Students at Burncoat can navigate the college admissions process more smoothly with help from their counselors, but some students struggle with meeting all of the deadlines and requirements for applying to schools across the nation – for instance, Common App applicants must provide letters from teachers and parents when filling out applications, while fees associated with particular schools can be prohibitively expensive – discouraging many from making applications to their first choice of school.
What is the history of Burncoat?
Burncoat Elementary School in Worcester is one of many public schools taking part in the Massachusetts Math and Science Initiative (MMSI), an initiative intended to create a school culture that raises student expectations while dramatically increasing participation and performance in Advanced Placement classes. Furthermore, this program gives students opportunities for internships and mentoring programs with college and industry leaders.

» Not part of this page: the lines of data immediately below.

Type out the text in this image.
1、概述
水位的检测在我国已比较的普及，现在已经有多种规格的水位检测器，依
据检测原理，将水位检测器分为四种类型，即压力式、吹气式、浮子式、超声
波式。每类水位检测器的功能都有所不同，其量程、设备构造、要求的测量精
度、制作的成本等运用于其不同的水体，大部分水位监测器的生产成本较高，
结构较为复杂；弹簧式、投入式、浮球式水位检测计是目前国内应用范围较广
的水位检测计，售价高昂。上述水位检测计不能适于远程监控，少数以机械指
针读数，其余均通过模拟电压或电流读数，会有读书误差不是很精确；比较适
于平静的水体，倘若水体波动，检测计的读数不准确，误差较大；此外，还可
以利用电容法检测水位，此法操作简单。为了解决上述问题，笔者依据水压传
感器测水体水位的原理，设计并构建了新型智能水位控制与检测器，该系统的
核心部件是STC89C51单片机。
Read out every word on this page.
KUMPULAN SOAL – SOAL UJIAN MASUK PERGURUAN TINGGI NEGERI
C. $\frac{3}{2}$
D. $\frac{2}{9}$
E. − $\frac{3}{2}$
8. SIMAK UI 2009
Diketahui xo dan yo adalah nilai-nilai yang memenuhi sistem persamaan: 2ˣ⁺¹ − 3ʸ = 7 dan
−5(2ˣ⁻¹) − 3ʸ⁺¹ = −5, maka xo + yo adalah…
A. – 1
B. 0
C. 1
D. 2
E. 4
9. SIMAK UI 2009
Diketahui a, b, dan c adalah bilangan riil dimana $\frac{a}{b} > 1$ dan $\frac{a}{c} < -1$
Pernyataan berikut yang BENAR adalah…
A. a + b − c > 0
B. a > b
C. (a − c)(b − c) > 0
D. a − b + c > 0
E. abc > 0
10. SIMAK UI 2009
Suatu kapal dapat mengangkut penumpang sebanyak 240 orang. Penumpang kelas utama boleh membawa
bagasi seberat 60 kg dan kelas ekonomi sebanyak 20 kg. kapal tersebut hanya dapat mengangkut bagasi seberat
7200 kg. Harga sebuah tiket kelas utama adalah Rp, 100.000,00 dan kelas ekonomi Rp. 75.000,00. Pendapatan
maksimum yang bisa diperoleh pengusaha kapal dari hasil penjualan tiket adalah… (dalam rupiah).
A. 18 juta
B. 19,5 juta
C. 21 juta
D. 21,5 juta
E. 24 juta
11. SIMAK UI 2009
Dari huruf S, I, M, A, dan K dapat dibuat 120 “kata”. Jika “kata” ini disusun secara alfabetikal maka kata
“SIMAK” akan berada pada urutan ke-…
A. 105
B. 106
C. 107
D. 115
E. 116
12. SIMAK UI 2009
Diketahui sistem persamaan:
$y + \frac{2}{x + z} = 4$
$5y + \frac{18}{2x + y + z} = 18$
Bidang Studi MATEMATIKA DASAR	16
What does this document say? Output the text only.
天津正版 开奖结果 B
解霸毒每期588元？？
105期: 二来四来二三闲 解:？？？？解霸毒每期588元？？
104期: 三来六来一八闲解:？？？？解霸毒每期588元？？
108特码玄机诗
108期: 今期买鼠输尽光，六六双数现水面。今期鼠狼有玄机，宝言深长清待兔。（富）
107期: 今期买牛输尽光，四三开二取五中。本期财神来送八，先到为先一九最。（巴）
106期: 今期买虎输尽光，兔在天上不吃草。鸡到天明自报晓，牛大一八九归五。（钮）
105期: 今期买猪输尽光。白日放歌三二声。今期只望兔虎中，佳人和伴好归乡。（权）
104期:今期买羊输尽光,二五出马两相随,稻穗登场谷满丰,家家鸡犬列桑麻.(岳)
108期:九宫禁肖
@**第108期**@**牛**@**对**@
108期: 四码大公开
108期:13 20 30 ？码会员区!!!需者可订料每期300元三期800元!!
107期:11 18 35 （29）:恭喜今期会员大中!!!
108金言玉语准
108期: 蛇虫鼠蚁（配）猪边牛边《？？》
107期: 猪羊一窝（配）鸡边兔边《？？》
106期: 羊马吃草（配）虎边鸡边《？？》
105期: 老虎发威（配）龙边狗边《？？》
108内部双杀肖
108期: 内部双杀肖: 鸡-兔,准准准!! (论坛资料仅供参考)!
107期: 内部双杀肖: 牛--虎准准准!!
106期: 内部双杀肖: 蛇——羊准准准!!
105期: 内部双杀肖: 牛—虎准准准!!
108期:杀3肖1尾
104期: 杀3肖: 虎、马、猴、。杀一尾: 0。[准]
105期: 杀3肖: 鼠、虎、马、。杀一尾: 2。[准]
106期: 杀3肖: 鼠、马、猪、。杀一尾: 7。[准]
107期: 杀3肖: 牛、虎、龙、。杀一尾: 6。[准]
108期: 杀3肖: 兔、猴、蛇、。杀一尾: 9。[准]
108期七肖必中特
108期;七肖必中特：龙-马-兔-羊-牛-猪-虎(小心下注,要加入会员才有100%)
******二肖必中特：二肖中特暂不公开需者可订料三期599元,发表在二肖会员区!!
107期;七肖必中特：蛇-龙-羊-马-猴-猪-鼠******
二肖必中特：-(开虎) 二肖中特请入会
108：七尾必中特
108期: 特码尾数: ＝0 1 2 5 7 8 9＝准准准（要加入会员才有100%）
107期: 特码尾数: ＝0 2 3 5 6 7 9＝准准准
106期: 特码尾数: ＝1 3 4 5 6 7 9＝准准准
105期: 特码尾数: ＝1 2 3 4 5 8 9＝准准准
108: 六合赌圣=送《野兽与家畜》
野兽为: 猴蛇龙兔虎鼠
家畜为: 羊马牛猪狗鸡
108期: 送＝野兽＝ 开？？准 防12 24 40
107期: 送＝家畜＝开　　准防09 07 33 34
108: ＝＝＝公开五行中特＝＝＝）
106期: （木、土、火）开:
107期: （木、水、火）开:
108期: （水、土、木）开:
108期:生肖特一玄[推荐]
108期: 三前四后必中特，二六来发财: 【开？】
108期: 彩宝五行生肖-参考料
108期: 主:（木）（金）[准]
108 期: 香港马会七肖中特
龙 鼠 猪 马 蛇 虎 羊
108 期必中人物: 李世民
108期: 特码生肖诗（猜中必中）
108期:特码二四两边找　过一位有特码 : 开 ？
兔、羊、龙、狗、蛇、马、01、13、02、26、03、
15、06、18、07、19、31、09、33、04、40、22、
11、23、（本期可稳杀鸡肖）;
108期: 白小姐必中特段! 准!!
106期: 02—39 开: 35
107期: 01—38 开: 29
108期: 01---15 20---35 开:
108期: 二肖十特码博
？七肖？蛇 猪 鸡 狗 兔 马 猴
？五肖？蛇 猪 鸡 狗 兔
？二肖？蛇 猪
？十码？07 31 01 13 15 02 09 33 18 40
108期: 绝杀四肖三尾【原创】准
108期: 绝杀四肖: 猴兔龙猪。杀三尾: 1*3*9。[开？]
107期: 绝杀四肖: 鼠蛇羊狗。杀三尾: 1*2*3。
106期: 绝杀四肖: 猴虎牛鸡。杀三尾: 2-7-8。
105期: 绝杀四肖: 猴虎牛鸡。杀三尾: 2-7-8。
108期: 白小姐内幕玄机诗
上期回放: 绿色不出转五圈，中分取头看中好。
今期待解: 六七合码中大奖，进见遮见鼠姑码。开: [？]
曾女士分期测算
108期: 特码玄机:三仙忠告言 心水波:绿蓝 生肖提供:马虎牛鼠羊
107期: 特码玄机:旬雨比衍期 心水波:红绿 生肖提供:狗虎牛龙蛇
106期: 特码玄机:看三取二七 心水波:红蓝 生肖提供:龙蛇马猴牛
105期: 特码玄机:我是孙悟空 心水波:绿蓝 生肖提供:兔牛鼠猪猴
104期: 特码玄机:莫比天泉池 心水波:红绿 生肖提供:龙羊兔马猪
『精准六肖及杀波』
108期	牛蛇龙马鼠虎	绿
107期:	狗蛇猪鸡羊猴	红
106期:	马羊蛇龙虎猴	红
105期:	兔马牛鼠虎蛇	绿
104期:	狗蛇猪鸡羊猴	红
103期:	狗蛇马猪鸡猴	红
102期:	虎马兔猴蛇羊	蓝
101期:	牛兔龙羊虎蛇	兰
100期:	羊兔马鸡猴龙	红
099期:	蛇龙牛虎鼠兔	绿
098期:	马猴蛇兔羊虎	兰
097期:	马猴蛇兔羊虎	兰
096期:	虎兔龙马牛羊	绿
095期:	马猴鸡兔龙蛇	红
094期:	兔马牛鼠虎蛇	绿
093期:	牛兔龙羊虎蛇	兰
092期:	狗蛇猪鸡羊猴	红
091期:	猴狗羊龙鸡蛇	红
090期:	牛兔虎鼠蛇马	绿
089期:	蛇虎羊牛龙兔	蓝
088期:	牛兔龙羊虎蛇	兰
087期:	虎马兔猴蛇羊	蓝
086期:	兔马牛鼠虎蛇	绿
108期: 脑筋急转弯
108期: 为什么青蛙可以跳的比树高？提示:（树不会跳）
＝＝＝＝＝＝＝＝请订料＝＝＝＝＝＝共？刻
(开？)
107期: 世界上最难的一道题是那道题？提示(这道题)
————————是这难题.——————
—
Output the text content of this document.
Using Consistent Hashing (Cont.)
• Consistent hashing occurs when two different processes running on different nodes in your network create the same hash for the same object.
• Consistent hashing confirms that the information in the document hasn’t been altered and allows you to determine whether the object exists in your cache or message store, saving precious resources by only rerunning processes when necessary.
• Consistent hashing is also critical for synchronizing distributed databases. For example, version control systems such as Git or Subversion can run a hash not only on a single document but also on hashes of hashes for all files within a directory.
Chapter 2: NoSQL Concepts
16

Burncoat offers more than the typical high school curriculum; students at this campus are offered an array of academic electives and extracurricular activities beyond what would typically be available at other high schools. Burncoat stands out with its fine arts magnet program, which provides conservatory-level training in music, dance, and theatre. Furthermore, students at Burncoat can enroll in Advanced Placement classes with Dual Enrollment to earn college credit – making Burncoat truly stand out.
Burncoat High School boasts a large and varied student body, with 45% Hispanic students and 28% white students making up its population – more racially diverse than most public schools in Massachusetts and boasting an exceptional student:teacher ratio of 13:1. Standardized test scores at this school fall below state norms with only 20-24% of math proficiency achieved among its student body and 35-39% in reading/language arts proficiency among its population achieving proficiency; nonetheless it still remains considered safe and healthy environment for learning.
What is the future of Burncoat?
Rosemary Ridler came prepared with a placard commemorating Melanie, her former student who died of colon cancer in 2010. Timary Harrity, a junior at Doherty who wanted to keep Burncoat as the name of their school, spoke about how supportive the environment was at Doherty; she said Burncoat provided her with the knowledge she needed for further studies in health fields like medicine in college.
Edward M. Augustus Jr. has informed the council of Burncoat’s plans to resubmit its Statement of Interest with the Massachusetts School Building Authority (MSBA). In prior submissions, however, MSBA rejected replacing Burncoat due to it not meeting age criteria as its current high school was constructed in 1964.
While many councilors support placing Burncoat into consideration, others want Worcester East Middle and Grafton Street Elementary also to be included as older school buildings that could potentially collapse at any moment – I toured Worcester East Middle earlier this year and saw windows covered by plastic tarps!